I thought I heard Ivan Partridge yelling tonight at the baseball game. He used to stand by the gate in the chain link backstop next to the Kettleer’s dugout, fingers laced in the green wire, bellowing his exhortation to men at least 70 years his junior to “Have a Hit.” I haven’t seen him this summer. I hope he’s doing well.
There are t-shirts sold that bear that slogan.
Once, in Zebulon, North Carolina, at a Carolina Mud Cats game, I saw an ex-Kettleer come to the plate. He’d spent the summer rooming at my sister’s place, an adopted member of the family who loomed over backyard cookouts and exuded the kind of vitality that only a 19 year old in the prime of life has.
As he stepped to the plate, I put down my scorecard and yelled in my best Ivan imitation, “Have a Hit!”
The batter turned, a long way from Lowell Park, and for a moment he searched the grandstands for the tall old man who had urged him on a few summers before.
I thought for a second that I heard Ivan tonight. The Cotuit home stands were chanting “HAVE A HIT” and for a second I could swear I could hear Ivan’s tremulous voice above the mob’s. It was a good game, a great game, the Kettleers won the western division of the Cape Cod Baseball League and will advance to the finals tomorrow.
But Ivan wasn’t there.
I didn’t see Ivan at any home games this summer. He made a few some last year, standing (never sitting) behind the Cotuit bat boys at his place on the fence right by the steps up into the stands. He usually came late in the game, a tall man in a cranberry red Kettleer’s windbreaker even on the hottest of days, his eyes wrapped with big sunglasses.

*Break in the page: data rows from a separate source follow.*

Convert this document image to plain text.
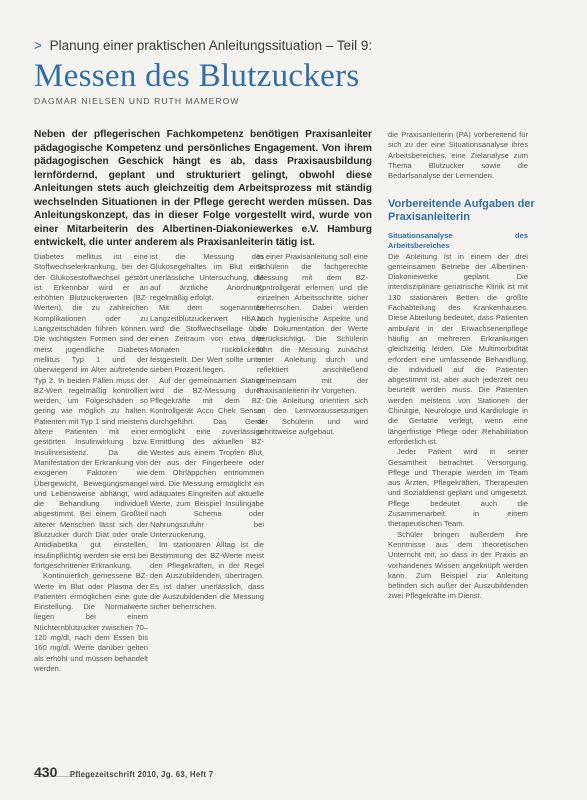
> Planung einer praktischen Anleitungssituation – Teil 9:
Messen des Blutzuckers
DAGMAR NIELSEN UND RUTH MAMEROW
Neben der pflegerischen Fachkompetenz benötigen Praxisanleiter pädagogische Kompetenz und persönliches Engagement. Von ihrem pädagogischen Geschick hängt es ab, dass Praxisausbildung lernfördernd, geplant und strukturiert gelingt, obwohl diese Anleitungen stets auch gleichzeitig dem Arbeitsprozess mit ständig wechselnden Situationen in der Pflege gerecht werden müssen. Das Anleitungskonzept, das in dieser Folge vorgestellt wird, wurde von einer Mitarbeiterin des Albertinen-Diakoniewerkes e.V. Hamburg entwickelt, die unter anderem als Praxisanleiterin tätig ist.

Diabetes mellitus ist eine Stoffwechselerkrankung, bei der der Glukosestoffwechsel gestört ist. Erkennbar wird er an erhöhten Blutzuckerwerten (BZ-Werten), die zu zahlreichen Komplikationen oder zu Langzeitschäden führen können. Die wichtigsten Formen sind der meist jugendliche Diabetes mellitus Typ 1 und der überwiegend im Alter auftretende Typ 2. In beiden Fällen muss der BZ-Wert regelmäßig kontrolliert werden, um Folgeschäden so gering wie möglich zu halten. Patienten mit Typ 1 sind meistens ältere Patienten mit einer gestörten Insulinwirkung bzw. Insulinresistenz. Da die Manifestation der Erkrankung von exogenen Faktoren wie Übergewicht, Bewegungsmangel und Lebensweise abhängt, wird die Behandlung individuell abgestimmt. Bei einem Großteil älterer Menschen lässt sich der Blutzucker durch Diät oder orale Antidiabetika gut einstellen, insulinpflichtig werden sie erst bei fortgeschrittener Erkrankung.

Kontinuierlich gemessene BZ-Werte im Blut oder Plasma der Patienten ermöglichen eine gute Einstellung. Die Normalwerte liegen bei einem Nüchternblutzucker zwischen 70–120 mg/dl, nach dem Essen bis 160 mg/dl. Werte darüber gelten als erhöht und müssen behandelt werden.

ist die Messung des Glukosegehaltes im Blut eine unerlässliche Untersuchung, die auf ärztliche Anordnung regelmäßig erfolgt.

Mit dem sogenannten Langzeitblutzuckerwert HbA1c wird die Stoffwechsellage über einen Zeitraum von etwa drei Monaten rückblickend festgestellt. Der Wert sollte unter sieben Prozent liegen.

Auf der gemeinsamen Station wird die BZ-Messung durch Pflegekräfte mit dem BZ-Kontrollgerät Accu Chek Sensor durchgeführt. Das Gerät ermöglicht eine zuverlässige Ermittlung des aktuellen BZ-Wertes aus einem Tropfen Blut, der aus der Fingerbeere oder dem Ohrläppchen entnommen wird. Die Messung ermöglicht ein adäquates Eingreifen auf aktuelle Werte, zum Beispiel Insulingabe nach Schema oder Nahrungszufuhr bei Unterzuckerung.

Im stationären Alltag ist die Bestimmung der BZ-Werte meist den Pflegekräften, in der Regel den Auszubildenden, übertragen. Es ist daher unerlässlich, dass die Auszubildenden die Messung sicher beherrschen.

In einer Praxisanleitung soll eine Schülerin die fachgerechte Messung mit dem BZ-Kontrollgerät erlernen und die einzelnen Arbeitsschritte sicher beherrschen. Dabei werden auch hygienische Aspekte und die Dokumentation der Werte berücksichtigt. Die Schülerin führt die Messung zunächst unter Anleitung durch und reflektiert anschließend gemeinsam mit der Praxisanleiterin ihr Vorgehen.

Die Anleitung orientiert sich an den Lernvoraussetzungen der Schülerin und wird schrittweise aufgebaut.

die Praxisanleiterin (PA) vorbereitend für sich zu der eine Situationsanalyse ihres Arbeitsbereiches, eine Zielanalyse zum Thema Blutzucker sowie die Bedarfsanalyse der Lernenden.

Vorbereitende Aufgaben der Praxisanleiterin
Situationsanalyse des Arbeitsbereiches

Die Anleitung ist in einem der drei gemeinsamen Betriebe der Albertinen-Diakoniewerke geplant. Die interdisziplinäre geriatrische Klinik ist mit 130 stationären Betten die größte Fachabteilung des Krankenhauses. Diese Abteilung bedeutet, dass Patienten ambulant in der Erwachsenenpflege häufig an mehreren Erkrankungen gleichzeitig leiden. Die Multimorbidität erfordert eine umfassende Behandlung, die individuell auf die Patienten abgestimmt ist, aber auch jederzeit neu beurteilt werden muss. Die Patienten werden meistens von Stationen der Chirurgie, Neurologie und Kardiologie in die Geriatrie verlegt, wenn eine längerfristige Pflege oder Rehabilitation erforderlich ist.

Jeder Patient wird in seiner Gesamtheit betrachtet. Versorgung, Pflege und Therapie werden im Team aus Ärzten, Pflegekräften, Therapeuten und Sozialdienst geplant und umgesetzt. Pflege bedeutet auch die Zusammenarbeit in einem therapeutischen Team.

Schüler bringen außerdem ihre Kenntnisse aus dem theoretischen Unterricht mit, so dass in der Praxis an vorhandenes Wissen angeknüpft werden kann. Zum Beispiel zur Anleitung befinden sich außer der Auszubildenden zwei Pflegekräfte im Dienst.

430 Pflegezeitschrift 2010, Jg. 63, Heft 7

When he was really worked up he’d face the home stands and exhort everyone to make some noise and let the boys know how much we appreciate them.
Ivan Partridge is director emeritus of the Cotuit Athletic Association, the volunteer organization that pulls together the entire magnificent season throughout the year. He was a fixture at Lowell Park, past president of the CAA, the man who led the little kids with the plastic kettles through the stands during the fifth inning to solicit donations from the fans who had paid no admission to see the best amateur baseball in the world. My favorite CCBL blog, CodBall, called him a “superfan.” They interviewed him a few years ago here. The Barnstable Patriot wrote a wonderful profile here.
He was a former Episcopalian minister and volunteer fireman.
I miss hearing him call out his friendly offering to every Kettleer as they step into the batter’s box, and his hope the other team will “Have an Out.” I hope to see him soon.